Hello world!

Welcome to Day of DH 2010.

I’m looking forward to sharing my day on Thursday.

And it’s good to see a few more Australians this year.

Break of Day in Brisbane

My Day in Digital Humanities has begun and I am faced with a number of tasks that must be completed before I leave tomorrow to attend Book Logic, a conference on Textual Scholarship in Australia.

I’m the Project Manager of the Aus-e-Lit Project at the University of Queensland and the project team is planning a usability study that, like the Day in DH, requires ethics approval. Fortunately, the hard work is done, but the ethics committee requires a few minor changes. Job #1: finish ethics application.

At the Book Logic Symposium I’m giving a paper on Aus-e-Lit tools and their potential application in the field of textual scholarship. Job #2: finish paper.

This also requires a few more working examples to be completed. Job#3: finish examples

I’ve scheduled a weekly slot where I can do this kind of work in a room with data projector, allowing staff and students to come in, have a coffee and chat and watch while I play with tools that are not widely available.

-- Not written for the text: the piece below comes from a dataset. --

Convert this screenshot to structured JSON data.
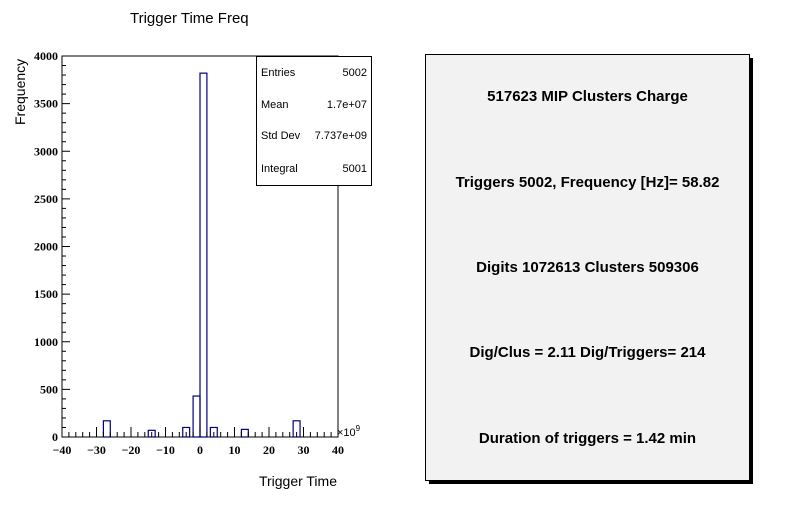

This is the first week I’ve done this, so I’m not expecting a huge turn out, but hopefully, I’ll get a few through the door before the end of semester. Note to self: next week, bring cake!

I’ve already attended to various emails from members of our testing group, making plans for meetings next week and after. Some members of our group are planning a panel on Digital Humanities for this year’s ASAL conference. For this session we’ll be talking about collaborative annotation, textual scholarship, adaptation, fine art and poetry books, and print culture networks.

That will keep me busy for a while and so I’ll be fairly quiet for most of the day, but I’ll log on again a bit later.

More Jobs to DO

A job I forgot to add to my earlier list is to collect quarterly review reports from the Aus-e-Lit team and complete my own by close of business today.

One person attended my demonstration hour this morning. It’s still start of semester here and so everybody is very busy … or so I tell myself. There is a growing interest in digital humanities, or perhaps curiosity, in the faculty of Arts at UQ. We have a Professor of eHistory and a recently established Digital Humanities discussion group is probing the area to see how our research interests, our technical capacities, and our relationships with IT colleagues can converge and produce interesting projects – or, at least, plans for projects. A part of my job is to get humanists and IT folk to communicate more in order to foster a more comfortable meeting place where these sorts of discussions can go on. Since AustLit and Aus-e-Lit physically moved into the School of English, Media Studies and Art History and since the School was nudged towards digital humanities in a recent review, there have been a lot of ideas for projects tabled, but these projects remain in their infancy while UQ attempts to establish a better infrastructure for supporting projects in digital humanities with computing expertise and a bit of money. How much computing expertise and how much money is required for each project to succeed continues to be a topic of conversation, but there is also discussion about basic research questions and the way digitals tools can help to ask them and answer them. The ability to geographically map data and the ability to visualise cultural networks seem to be on a lot of minds.